O que o diagnóstico muda na minha vida?

by - dezembro 27, 2017





Em uma palavra: Reconstrução.

"Sentir que não é igual às pessoas, sentir e descobrir que realmente é diferente das outras pessoas, pode ter um significado benéfico, mas é depressivo."  

Quando eu era adolescente, 16 anos, ninguém que eu conhecia, gostava e entendia mais de filmes do que eu. Todos os finais de semana eu locava várias fitas, a locadora era o ambiente que eu mais desejava estar. Eu assinava a revista Set e comprava os catálogos anuais, sabia tudo sobre os meus filmes prediletos, ano de lançamento, diretores, atores e as frases de muitos deles que eram utilizadas muitas vezes na minha comunicação, às vezes, ficando sem sentido no meio da minha fala. Mas era assim que eu tentava entender o mundo, que tentava aprender sobre comportamento e o que fazer em certas situações. Passei a querer muito ter uma locadora, desenhei o projeto todo no papel e fiz um sistema de computadores, naquela época isso não existia, computadores eram muito caros e quase ninguém os utilizava como terminal, mas na minha mente tudo era possível.

"O autista trabalha com muitas informações ao mesmo tempo, e às vezes não consegue fazer nada, pois o cérebro trava. Em algumas situações ocorre o imaginário, uma ideia brilhante, no qual ele fica remoendo dentro de sua cabeça, simulando situações. A pessoa normal nem sempre consegue se desligar do mundo físico, e quando se concentra, geralmente analisa apenas um tema. O autista deixa o cérebro funcionar sem parar, visando uma solução para o seu problema ou dúvida, a pessoa normal larga essa tentativa depois de certo tempo, mesmo que não encontre a solução. A não solução é uma afronta à mente autista. Tudo tem solução, seja trivial ou não, mas tem."
  
O desejo de fazer algo que fizesse a diferença foi sendo esquecido, já que nada na minha vida deu muito certo, foi embora a alegria e o entusiasmo que agora retornam mais vivos.

Entender as minhas necessidades é de extrema importância, entender porque eu faço o que faço também.  Eu não entendia porque não gostava de sair, não gostava de ambientes com muitas pessoas e muito barulho ou porque passava mal em algumas dessas situações com direito a desmaios.

As pessoas me diziam que para ter um relacionamento eu precisava sair, mas eu nunca senti necessidade de ter um relacionamento e nunca consegui me apaixonar, pelo contrario eu enjoava da pessoa e era um esforço enorme estar junto. 

Tentamos entender os fenômenos do sentimento e criamos solução para as nossas necessidades e com o tempo nos sentimos normais, mas a dificuldade de entender situações e a fisionomia das pessoas é algo que pode gerar ações de risco ou desconfortáveis.
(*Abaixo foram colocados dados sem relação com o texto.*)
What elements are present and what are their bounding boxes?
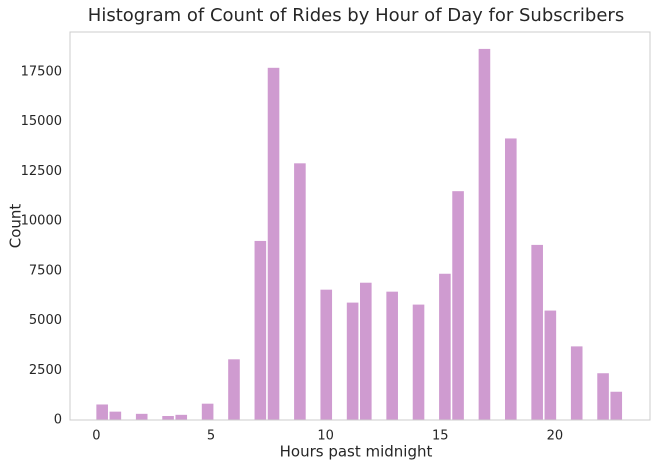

Quando a gente estuda informações sobre SA começa a fazer uma autoanalise e acaba percebendo que pode estar dentro do diagnóstico de autismo, então, imaginamos que é loucura, devaneio ou uma desculpa. Mas as características começam a se encaixar como um quebra-cabeças, pensamos em todos os eventos desgastantes, pensamos no relacionamento familiar e em todas as relações sociais, desde a infância, a dificuldade de se reconhecer no espelho (durante muito tempo eu fiquei cismada porque achava que eu não era a mesma pessoa que aparecia nas fotos, ainda acho, mas agora tenho uma resposta) e vem a noção de que talvez não sejamos "normais", nos damos conta de que muitas incomodações acontecem por culpa nossa. É uma batalha interna, do ser ou não ser.
 
Há dois anos penso essas coisas sobre mim e queria desesperadamente que alguém me dissesse: "Você não está louca". O Victor Mendonça do Mundo Asperger me disse: "Eu entendo a tua angustia..." E essa foi a coisa mais importante que alguém me disse durante todos esses anos, me deu força e coragem para seguir em frente e encarar o diagnóstico.

Não vejo o diagnostico como uma dádiva e quando a neuropsicóloga me deu o laudo, eu fiquei paralisada. Definitivamente não é um dom ser Asperger, é algo que irá me atropelar pelo resto da minha vida, mas ter a consciência da minha maneira de pensar, utilizar da melhor maneira possível a minha forma de viver e reverter tudo isso para ajudar outras pessoas é algo que ameniza e da sentido a todo o sofrimento que já vivenciei. "É fazer valer a dor do mundo".

Continuo sendo a mesma pessoa, agora com mais consciência de quem eu sou, exigindo mais respeito e entendimento de todos pela neurodiversidade. Tenho alguns projetos em mente e um compromisso de fazer a diferença na vida das outras pessoas, mantendo sempre a sinceridade e a honestidade tão características da minha personalidade.

Trechos retirados do livro: Seu namorado é estranho? André Rugenski.